Umma party leader to return to Sudan
After an exile of more than two years, the president of the opposition National Umma Party (NUP) has decided to leave his residence in Egypt and return to Sudan.
In an interview with the Egyptian Almasry Alyoum newspaper published on Sunday, El Sadig El Mahdi said that a NUP committee has been formed to prepare his return.
The former Prime Minister of Sudan (1986-1989) said he had wanted to return to Khartoum after the signing of agreements between the government and the armed movements allied with the NUP about a cessation of hostilities in the country.
“I wanted to go back with some of those who took up arms [..]. As this did not happen, I decided to return [..] as I have popular and organisational responsibilities that need to be exercised from inside the country,” he said.
The Umma leader left Sudan in August 2014 after having been detained for one month. He was accused by the National Intelligence and Security Service (NISS) of undermining the Constitution. El Mahdi had denounced the widespread attacks against civilians in Kordofan and Darfur by the paramilitary Rapid Support Forces (RSF) commanded by the NISS.
In response, the NUP suspended its participation in the National Dialogue, initiated by President Al Bashir earlier that year, demanding the restoration of political liberties before returning to the negotiation table.
In December 2014, the NUP president signed the Sudan Appeal, a two-page communiqué calling for regime- change and democracy, together with the Sudan Revolutionary Front (SRF, an alliance of the main rebel movements), the National Consensus Forces (NCF, a coalition of opposition parties), and the Civil Society Initiative in Addis Ababa.

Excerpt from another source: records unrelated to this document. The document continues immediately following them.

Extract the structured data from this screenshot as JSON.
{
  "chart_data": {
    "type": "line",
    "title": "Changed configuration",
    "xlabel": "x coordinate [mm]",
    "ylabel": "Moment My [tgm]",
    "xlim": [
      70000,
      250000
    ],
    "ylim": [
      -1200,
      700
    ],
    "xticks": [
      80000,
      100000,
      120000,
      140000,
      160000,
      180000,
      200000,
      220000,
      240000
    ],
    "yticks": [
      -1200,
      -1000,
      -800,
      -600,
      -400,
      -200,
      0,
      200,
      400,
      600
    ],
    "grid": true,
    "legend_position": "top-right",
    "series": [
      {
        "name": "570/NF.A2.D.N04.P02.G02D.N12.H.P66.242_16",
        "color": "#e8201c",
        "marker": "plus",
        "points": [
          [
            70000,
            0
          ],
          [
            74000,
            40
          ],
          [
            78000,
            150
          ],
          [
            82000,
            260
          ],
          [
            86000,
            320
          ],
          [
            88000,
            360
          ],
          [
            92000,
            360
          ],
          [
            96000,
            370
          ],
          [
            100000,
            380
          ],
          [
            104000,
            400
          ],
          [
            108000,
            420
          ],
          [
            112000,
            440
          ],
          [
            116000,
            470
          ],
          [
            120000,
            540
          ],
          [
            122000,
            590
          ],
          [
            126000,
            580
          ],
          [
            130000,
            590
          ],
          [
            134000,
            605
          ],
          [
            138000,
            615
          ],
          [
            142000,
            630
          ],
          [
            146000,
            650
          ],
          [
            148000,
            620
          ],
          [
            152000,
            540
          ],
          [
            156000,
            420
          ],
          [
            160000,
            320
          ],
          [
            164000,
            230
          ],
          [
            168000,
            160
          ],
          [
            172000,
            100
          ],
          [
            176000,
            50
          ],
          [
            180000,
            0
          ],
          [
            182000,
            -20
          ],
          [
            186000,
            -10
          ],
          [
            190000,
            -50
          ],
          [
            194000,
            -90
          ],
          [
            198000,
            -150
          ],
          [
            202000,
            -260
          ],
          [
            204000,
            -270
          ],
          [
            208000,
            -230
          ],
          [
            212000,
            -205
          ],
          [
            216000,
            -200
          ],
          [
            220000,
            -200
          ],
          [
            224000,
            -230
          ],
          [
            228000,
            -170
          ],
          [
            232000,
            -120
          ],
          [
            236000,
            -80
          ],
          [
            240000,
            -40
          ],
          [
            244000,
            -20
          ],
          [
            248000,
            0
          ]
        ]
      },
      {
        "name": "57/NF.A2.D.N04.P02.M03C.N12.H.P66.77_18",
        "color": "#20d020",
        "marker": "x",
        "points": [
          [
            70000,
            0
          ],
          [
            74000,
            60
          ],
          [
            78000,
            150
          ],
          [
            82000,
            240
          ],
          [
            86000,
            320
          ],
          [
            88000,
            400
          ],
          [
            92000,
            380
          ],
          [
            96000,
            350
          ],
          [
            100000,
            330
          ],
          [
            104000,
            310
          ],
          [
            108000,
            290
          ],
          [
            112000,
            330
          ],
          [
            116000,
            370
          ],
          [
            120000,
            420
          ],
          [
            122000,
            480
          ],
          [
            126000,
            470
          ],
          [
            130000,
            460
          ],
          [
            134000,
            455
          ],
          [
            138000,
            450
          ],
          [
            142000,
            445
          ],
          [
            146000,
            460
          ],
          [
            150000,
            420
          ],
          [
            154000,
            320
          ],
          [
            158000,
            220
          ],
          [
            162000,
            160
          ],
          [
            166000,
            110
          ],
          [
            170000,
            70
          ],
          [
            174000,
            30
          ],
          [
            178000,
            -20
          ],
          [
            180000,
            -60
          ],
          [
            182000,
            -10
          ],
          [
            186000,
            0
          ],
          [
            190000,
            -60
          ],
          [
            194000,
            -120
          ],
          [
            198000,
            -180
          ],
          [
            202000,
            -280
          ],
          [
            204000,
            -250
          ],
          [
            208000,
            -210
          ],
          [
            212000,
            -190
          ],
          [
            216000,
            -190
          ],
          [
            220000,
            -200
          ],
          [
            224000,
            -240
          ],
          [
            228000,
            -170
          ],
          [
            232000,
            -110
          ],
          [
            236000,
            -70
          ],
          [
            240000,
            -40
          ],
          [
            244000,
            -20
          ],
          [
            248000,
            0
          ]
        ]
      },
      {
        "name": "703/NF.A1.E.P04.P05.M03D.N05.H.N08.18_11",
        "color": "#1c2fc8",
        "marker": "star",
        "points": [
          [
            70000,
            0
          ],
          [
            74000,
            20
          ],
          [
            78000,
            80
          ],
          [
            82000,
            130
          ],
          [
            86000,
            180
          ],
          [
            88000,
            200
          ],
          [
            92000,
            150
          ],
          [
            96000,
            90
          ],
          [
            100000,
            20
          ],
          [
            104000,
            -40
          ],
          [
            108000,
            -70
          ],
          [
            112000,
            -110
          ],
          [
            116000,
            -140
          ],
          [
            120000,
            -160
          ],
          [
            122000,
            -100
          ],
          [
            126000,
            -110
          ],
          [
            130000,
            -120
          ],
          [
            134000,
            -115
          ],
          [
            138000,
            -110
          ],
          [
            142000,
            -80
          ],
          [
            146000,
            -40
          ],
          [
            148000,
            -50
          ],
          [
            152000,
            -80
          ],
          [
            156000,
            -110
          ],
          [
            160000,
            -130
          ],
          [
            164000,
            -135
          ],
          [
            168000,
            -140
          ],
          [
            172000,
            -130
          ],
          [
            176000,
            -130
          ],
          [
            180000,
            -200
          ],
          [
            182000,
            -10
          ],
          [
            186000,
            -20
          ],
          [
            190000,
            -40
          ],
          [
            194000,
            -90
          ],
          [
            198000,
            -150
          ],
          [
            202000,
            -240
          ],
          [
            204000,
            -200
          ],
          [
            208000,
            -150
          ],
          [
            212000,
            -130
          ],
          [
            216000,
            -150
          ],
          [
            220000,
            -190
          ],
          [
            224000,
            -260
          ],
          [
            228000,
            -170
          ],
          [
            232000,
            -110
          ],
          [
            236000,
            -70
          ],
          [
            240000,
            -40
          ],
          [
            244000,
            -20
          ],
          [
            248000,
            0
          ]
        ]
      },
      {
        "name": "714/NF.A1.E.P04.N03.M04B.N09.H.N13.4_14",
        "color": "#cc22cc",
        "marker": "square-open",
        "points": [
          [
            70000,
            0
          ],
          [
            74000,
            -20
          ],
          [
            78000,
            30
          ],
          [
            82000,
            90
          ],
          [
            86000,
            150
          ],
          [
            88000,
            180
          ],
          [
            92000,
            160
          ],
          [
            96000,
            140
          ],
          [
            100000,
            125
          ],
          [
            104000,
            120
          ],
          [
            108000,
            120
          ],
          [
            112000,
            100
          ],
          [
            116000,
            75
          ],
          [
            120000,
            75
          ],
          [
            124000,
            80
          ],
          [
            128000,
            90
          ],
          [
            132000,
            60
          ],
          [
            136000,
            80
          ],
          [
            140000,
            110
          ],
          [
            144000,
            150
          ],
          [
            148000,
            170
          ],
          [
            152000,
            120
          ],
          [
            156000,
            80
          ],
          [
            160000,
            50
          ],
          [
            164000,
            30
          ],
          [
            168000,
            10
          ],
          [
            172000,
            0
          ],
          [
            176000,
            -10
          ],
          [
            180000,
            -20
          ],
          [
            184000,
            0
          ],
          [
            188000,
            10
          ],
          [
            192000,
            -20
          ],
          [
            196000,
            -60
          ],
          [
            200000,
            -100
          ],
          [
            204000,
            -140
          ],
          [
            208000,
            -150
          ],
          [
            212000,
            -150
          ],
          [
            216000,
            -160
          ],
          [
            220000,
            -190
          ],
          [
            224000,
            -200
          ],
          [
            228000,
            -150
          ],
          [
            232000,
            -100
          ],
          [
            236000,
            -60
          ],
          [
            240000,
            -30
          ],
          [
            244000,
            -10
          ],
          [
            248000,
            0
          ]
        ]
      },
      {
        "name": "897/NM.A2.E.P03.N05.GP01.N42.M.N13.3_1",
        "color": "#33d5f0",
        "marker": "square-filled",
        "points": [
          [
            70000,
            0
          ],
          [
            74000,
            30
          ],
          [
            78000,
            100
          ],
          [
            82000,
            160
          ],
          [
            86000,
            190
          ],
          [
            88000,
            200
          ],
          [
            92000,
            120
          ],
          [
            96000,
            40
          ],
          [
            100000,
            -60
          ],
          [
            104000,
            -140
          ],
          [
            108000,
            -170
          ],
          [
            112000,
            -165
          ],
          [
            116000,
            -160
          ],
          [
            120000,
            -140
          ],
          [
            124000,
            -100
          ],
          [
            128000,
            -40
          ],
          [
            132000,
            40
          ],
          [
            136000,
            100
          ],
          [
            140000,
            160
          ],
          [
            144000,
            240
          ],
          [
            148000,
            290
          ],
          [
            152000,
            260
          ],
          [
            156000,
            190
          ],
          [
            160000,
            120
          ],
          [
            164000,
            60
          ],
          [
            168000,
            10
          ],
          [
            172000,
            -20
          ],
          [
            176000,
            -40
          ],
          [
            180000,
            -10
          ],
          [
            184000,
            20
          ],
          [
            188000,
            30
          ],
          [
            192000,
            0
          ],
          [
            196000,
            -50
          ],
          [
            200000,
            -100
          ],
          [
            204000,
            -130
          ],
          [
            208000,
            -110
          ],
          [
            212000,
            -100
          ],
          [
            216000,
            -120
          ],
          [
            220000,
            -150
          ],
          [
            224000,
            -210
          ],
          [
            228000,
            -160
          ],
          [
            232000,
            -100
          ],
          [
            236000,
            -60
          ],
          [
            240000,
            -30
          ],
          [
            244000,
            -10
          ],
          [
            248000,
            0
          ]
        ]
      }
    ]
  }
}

El Mahdi confirmed to Almasry Alyoum that he has been in contact with the Sudanese president earlier this month. Al Bashir told him during a telephone call that El Mahdi had left a vacuum and that he was looking forward to his return, also as the National Dialogue should be comprehensive. El Mahdi replied that he adheres to the AU roadmap for the peace talks and a broad dialogue, signed by the Sudanese government and the opposition this year.
The Umma leader does not fear that he will be held again. “There is no doubt that the regime deeply regrets my detention,”he said. “My detention has brought us certain gains. Therefore I do not fear another detention. You cannot threaten a fish with drowning it.”
He does not know what to expect from Khartoum. “The regime may be “friendly and consider my return an olive branch, or they take a hostile stance and see my return as support for confrontation. I do not know what they will do and I do not expect any guarantees”.
On 14 August, the last round of simultaneous negotiations between the Sudanese government and the Sudan People’s Liberation Movement-North (SPLM-N) on the Two Areas (Blue Nile and South Kordofan), and the Justice and Equality Moment (JEM) and the Sudan Liberation Movement-MM on Darfur, brokered by the AU in Addis Ababa collapsed.
Both sides accused the other of obstructing the peace talks. While the introduction of new issues by the JEM and SLM-MM caused the negotiations on Darfur to collapse, the provision of humanitarian aid to the war victims lead to a deadlock in the talks concerning the Two Areas.
The SPLM-N announced on Friday that it decided to suspend “all political engagement” with the Sudanese government after a report by Amnesty International about the Sudan government’s alleged use of chemical weapons in Darfur. The armed group will “be ready only to negotiate a humanitarian cessation of hostilities in the Blue Nile and South Kordofan”.